Morphogenesis Molecular Genetics (URA CNRS 2578)
We are studying the mechanisms that govern the functional ontogeny of organs and the elaboration of shape. In vertebrates, morphogenesis initially involves patterning of embryonic fields, i.e. their partition into different territories characterized by specific expression programs. This lead to the local activation of signalling centres that will locally change cell physiology to promote concerted proliferation, apoptosis, migration, differentiation, all functions that contribute to growth, the motor for morphogenesis. We focus on the role of Msx genes in these processes. Msx are non-clustered homeobox genes that form small multigene families in vertebrates. In the mouse, Msx1 and Msx2 are expressed at many sites of inductive interactions before and during organogenesis, such as the apical region of the limb bud, branchial arches, hair follicles, tooth buds, mammary gland primordia, genital bud, etc... They are also expressed in the dorsalmost aspect of the neural tube (roof plate). Noticeably, Msx1 and Msx2 are preferentially expressed in undifferentiated cells, and expression is shut down before cells differentiate, which may suggest a role in maintenance of cellular plasticity. We are concentrating on three major developmental models in which Msx genes are involved:
Function of Msx genes in limb bud formation
In the limb bud, Msx1 and Msx2 are expressed both in the apical ectoderm and underlying mesenchyme, according to dynamic expression patterns. Compound mutation of both Msx genes results in a complex limb phenotype that ranges from oligo- to polydactyly. The common feature between all these phenotypes is the loss of structures with an anterior identity (thumb/radius or Big toe/Tibia). We have shown that Msx act downstream of the Shh/Gli3 pathway that controls antero-posterior limb patterning. As Msx are well-known targets of BMP signalling, this may explain how BMP and Shh signalling are linked. We are studying the gene interactions in which Msx genes are engaged to fulfil their functions. A new inducible Msx2 mutant allele we produced permits us to analyse separately the role of Msx genes into ectoderm and mesoderm limb components, and to decipher the complex network in which Msx are involved during limb development.
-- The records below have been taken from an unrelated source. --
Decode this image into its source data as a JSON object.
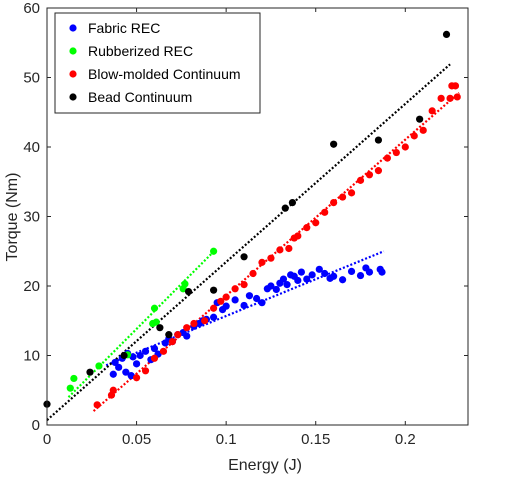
{
  "chart_data": {
    "type": "scatter",
    "xlabel": "Energy (J)",
    "ylabel": "Torque (Nm)",
    "xlim": [
      0,
      0.235
    ],
    "ylim": [
      0,
      60
    ],
    "xticks": [
      0,
      0.05,
      0.1,
      0.15,
      0.2
    ],
    "xtick_labels": [
      "0",
      "0.05",
      "0.1",
      "0.15",
      "0.2"
    ],
    "yticks": [
      0,
      10,
      20,
      30,
      40,
      50,
      60
    ],
    "ytick_labels": [
      "0",
      "10",
      "20",
      "30",
      "40",
      "50",
      "60"
    ],
    "grid": false,
    "legend_position": "top-left",
    "series": [
      {
        "name": "Fabric REC",
        "color": "#0000ff",
        "points": [
          [
            0.037,
            7.3
          ],
          [
            0.038,
            9.0
          ],
          [
            0.04,
            8.3
          ],
          [
            0.042,
            9.6
          ],
          [
            0.044,
            7.6
          ],
          [
            0.045,
            10.3
          ],
          [
            0.047,
            7.1
          ],
          [
            0.048,
            9.8
          ],
          [
            0.05,
            8.8
          ],
          [
            0.052,
            10.0
          ],
          [
            0.055,
            10.6
          ],
          [
            0.058,
            9.4
          ],
          [
            0.06,
            11.0
          ],
          [
            0.062,
            10.2
          ],
          [
            0.066,
            11.8
          ],
          [
            0.068,
            12.4
          ],
          [
            0.07,
            12.0
          ],
          [
            0.073,
            13.0
          ],
          [
            0.076,
            13.3
          ],
          [
            0.078,
            12.8
          ],
          [
            0.082,
            14.2
          ],
          [
            0.085,
            14.6
          ],
          [
            0.087,
            15.0
          ],
          [
            0.089,
            15.2
          ],
          [
            0.093,
            15.5
          ],
          [
            0.095,
            17.6
          ],
          [
            0.098,
            16.6
          ],
          [
            0.1,
            17.1
          ],
          [
            0.105,
            18.0
          ],
          [
            0.11,
            17.2
          ],
          [
            0.113,
            18.6
          ],
          [
            0.117,
            18.2
          ],
          [
            0.12,
            17.6
          ],
          [
            0.123,
            19.6
          ],
          [
            0.125,
            20.0
          ],
          [
            0.128,
            19.5
          ],
          [
            0.13,
            20.4
          ],
          [
            0.132,
            21.0
          ],
          [
            0.134,
            20.2
          ],
          [
            0.136,
            21.6
          ],
          [
            0.138,
            21.4
          ],
          [
            0.14,
            20.8
          ],
          [
            0.142,
            22.0
          ],
          [
            0.145,
            21.0
          ],
          [
            0.148,
            21.6
          ],
          [
            0.152,
            22.4
          ],
          [
            0.155,
            21.8
          ],
          [
            0.158,
            21.1
          ],
          [
            0.16,
            21.4
          ],
          [
            0.165,
            20.9
          ],
          [
            0.17,
            22.1
          ],
          [
            0.175,
            21.5
          ],
          [
            0.178,
            22.6
          ],
          [
            0.18,
            22.0
          ],
          [
            0.186,
            22.4
          ],
          [
            0.187,
            22.0
          ]
        ],
        "fit": [
          [
            0.033,
            8.6
          ],
          [
            0.188,
            25.0
          ]
        ]
      },
      {
        "name": "Rubberized REC",
        "color": "#00ff00",
        "points": [
          [
            0.013,
            5.3
          ],
          [
            0.015,
            6.7
          ],
          [
            0.029,
            8.5
          ],
          [
            0.045,
            10.1
          ],
          [
            0.059,
            14.6
          ],
          [
            0.06,
            16.8
          ],
          [
            0.061,
            14.8
          ],
          [
            0.076,
            19.6
          ],
          [
            0.077,
            20.3
          ],
          [
            0.093,
            25.0
          ]
        ],
        "fit": [
          [
            0.012,
            4.0
          ],
          [
            0.094,
            25.2
          ]
        ]
      },
      {
        "name": "Blow-molded Continuum",
        "color": "#ff0000",
        "points": [
          [
            0.028,
            2.9
          ],
          [
            0.036,
            4.3
          ],
          [
            0.037,
            5.0
          ],
          [
            0.05,
            6.8
          ],
          [
            0.055,
            7.8
          ],
          [
            0.06,
            9.6
          ],
          [
            0.065,
            10.6
          ],
          [
            0.07,
            12.0
          ],
          [
            0.073,
            13.0
          ],
          [
            0.078,
            14.0
          ],
          [
            0.082,
            14.6
          ],
          [
            0.088,
            15.0
          ],
          [
            0.093,
            16.8
          ],
          [
            0.097,
            17.8
          ],
          [
            0.1,
            18.4
          ],
          [
            0.105,
            19.6
          ],
          [
            0.11,
            20.2
          ],
          [
            0.115,
            21.8
          ],
          [
            0.12,
            23.4
          ],
          [
            0.125,
            24.0
          ],
          [
            0.13,
            25.2
          ],
          [
            0.135,
            25.4
          ],
          [
            0.138,
            26.9
          ],
          [
            0.14,
            27.2
          ],
          [
            0.145,
            28.4
          ],
          [
            0.15,
            29.1
          ],
          [
            0.155,
            30.6
          ],
          [
            0.16,
            32.0
          ],
          [
            0.165,
            32.8
          ],
          [
            0.17,
            33.4
          ],
          [
            0.175,
            35.2
          ],
          [
            0.18,
            36.0
          ],
          [
            0.185,
            36.6
          ],
          [
            0.19,
            38.4
          ],
          [
            0.195,
            39.2
          ],
          [
            0.2,
            40.0
          ],
          [
            0.205,
            41.6
          ],
          [
            0.21,
            42.4
          ],
          [
            0.215,
            45.2
          ],
          [
            0.22,
            47.0
          ],
          [
            0.225,
            47.0
          ],
          [
            0.226,
            48.8
          ],
          [
            0.228,
            48.8
          ],
          [
            0.229,
            47.2
          ]
        ],
        "fit": [
          [
            0.026,
            2.0
          ],
          [
            0.23,
            47.8
          ]
        ]
      },
      {
        "name": "Bead Continuum",
        "color": "#000000",
        "points": [
          [
            0.0,
            3.0
          ],
          [
            0.024,
            7.6
          ],
          [
            0.043,
            10.0
          ],
          [
            0.063,
            14.0
          ],
          [
            0.068,
            13.0
          ],
          [
            0.079,
            19.2
          ],
          [
            0.093,
            19.4
          ],
          [
            0.11,
            24.2
          ],
          [
            0.133,
            31.2
          ],
          [
            0.137,
            32.0
          ],
          [
            0.16,
            40.4
          ],
          [
            0.185,
            41.0
          ],
          [
            0.208,
            44.0
          ],
          [
            0.223,
            56.2
          ]
        ],
        "fit": [
          [
            0.0,
            0.7
          ],
          [
            0.225,
            51.9
          ]
        ]
      }
    ]
  }
}
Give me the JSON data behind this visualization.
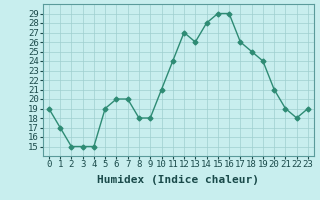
{
  "xlabel": "Humidex (Indice chaleur)",
  "x": [
    0,
    1,
    2,
    3,
    4,
    5,
    6,
    7,
    8,
    9,
    10,
    11,
    12,
    13,
    14,
    15,
    16,
    17,
    18,
    19,
    20,
    21,
    22,
    23
  ],
  "y": [
    19,
    17,
    15,
    15,
    15,
    19,
    20,
    20,
    18,
    18,
    21,
    24,
    27,
    26,
    28,
    29,
    29,
    26,
    25,
    24,
    21,
    19,
    18,
    19
  ],
  "line_color": "#2e8b74",
  "marker": "D",
  "marker_size": 2.5,
  "background_color": "#c8eeee",
  "grid_color": "#9fcfcf",
  "ylim": [
    14,
    30
  ],
  "yticks": [
    15,
    16,
    17,
    18,
    19,
    20,
    21,
    22,
    23,
    24,
    25,
    26,
    27,
    28,
    29
  ],
  "xlim": [
    -0.5,
    23.5
  ],
  "xlabel_fontsize": 8,
  "tick_fontsize": 6.5,
  "line_width": 1.0
}
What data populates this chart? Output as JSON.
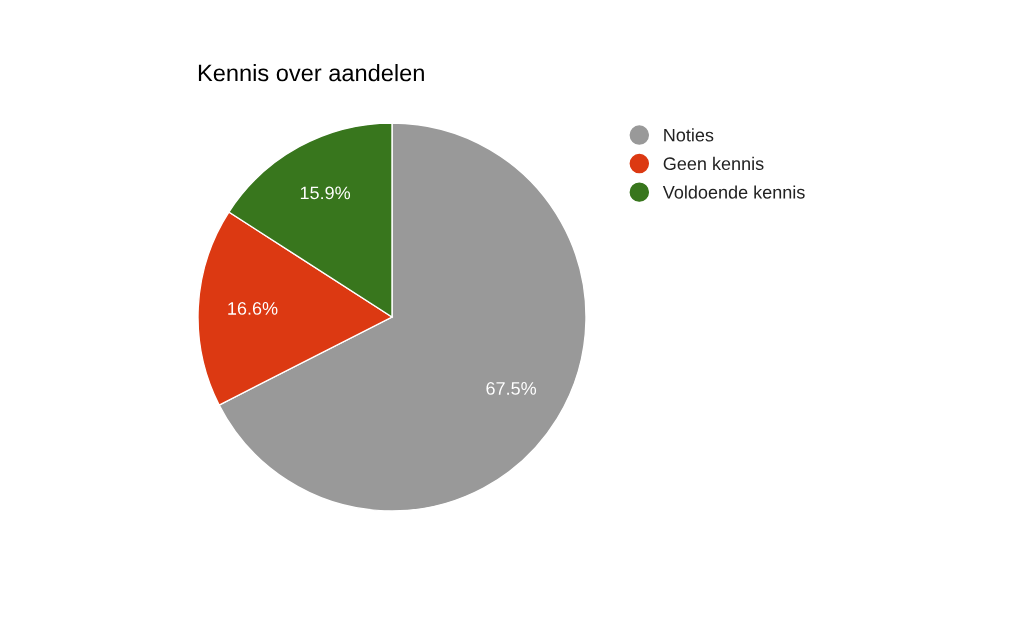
{
  "chart_data": {
    "type": "pie",
    "title": "Kennis over aandelen",
    "categories": [
      "Noties",
      "Geen kennis",
      "Voldoende kennis"
    ],
    "values": [
      67.5,
      16.6,
      15.9
    ],
    "colors": [
      "#999999",
      "#dc3912",
      "#38761d"
    ],
    "value_labels": [
      "67.5%",
      "16.6%",
      "15.9%"
    ],
    "legend": "right"
  }
}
Forelimbs of a wild type (central picture) and two Msx1 Msx2 null mutants (upper and lower picture). The mutant displays abnormal anterior structures. The radius (R) is missing (*) and the digit 1 (d1) in either missing (upper specimen) or duplicated (lower specimen).
Role of Msx genes on vascularization
Blood vessels are composed of two interacting cells types. Endothelial cells constitute the internal layer. They are covered by a layer of murals cells, namely vascular smooth muscle cells (VSMCs) in arteries and veins, and pericytes in capillaries. Mural cells play a critical role in vessel maturation and stabilization, which has particular relevance to tumour biology, wound healing and retinal angiogenesis. Taking advantage of MsxlacZ alleles we produced, we have observed expression of the Msx genes in the murine vascular network at embryonic and adult stages. Msx2nLacZ is mainly expressed in a restricted subpopulation of VSMCs of peripheral arteries and veins (brachial, femoral and caudal), and in a few cells of the aorta. Mxs1-nlacZ is expressed to a lesser extent by smooth muscle of peripheral arteries, but is highly expressed in capillaries where it labels pericytes. These results suggest that Msx gene activity is essential for mural cell formation and remodelling. Our current objective is to understand the role of Msx expression in blood vessel formation and physiopathology, using conditional alleles of Msx1 and Msx2 to direct gene inactivation in specific cells (endothelium, smooth muscle, retinal pericytes…). We expect to better define the involvement of these homeogenes in the development and maturation of blood vessels, during development and in disease.
Blood vessel from the choroid: endothelial cells in green (ib4 antibody) and mural cells in red (Sma antibody).
Msx genes, neural tube patterning and neuronal cell type specification
Neural tube patterning and subsequent neuronal cell type specification constitute keys events during neurogenesis. We initiated a project to investigate the role of Msx genes in the embryonic spinal cord. Using mouse strains constructed in the lab that express lacZ or Gfp reporters under the control of Msx1 or Msx2 regulatory sequences, we have studied the dynamic expression pattern of these two transcription factors during neurogenesis. We are currently analysing the consequences of the genetic inactivation of Msx1 and Msx2 on embryonic spinal cord patterning. Because of their early dorsal expression, we specifically investigate the potential role of these genes as a relay in the BMP signalling cascade, a key pathway in dorsal neural tube patterning. We are further working towards the identification of Msx genes targets, to dissect the transcriptional network that leads from undifferentiated neural progenitors to mature neurons. This project should provide new insights into the mechanisms of neuronal cell specification as well as reprogramming of neuronal progenitors during adult neurogenesis in the central nervous system.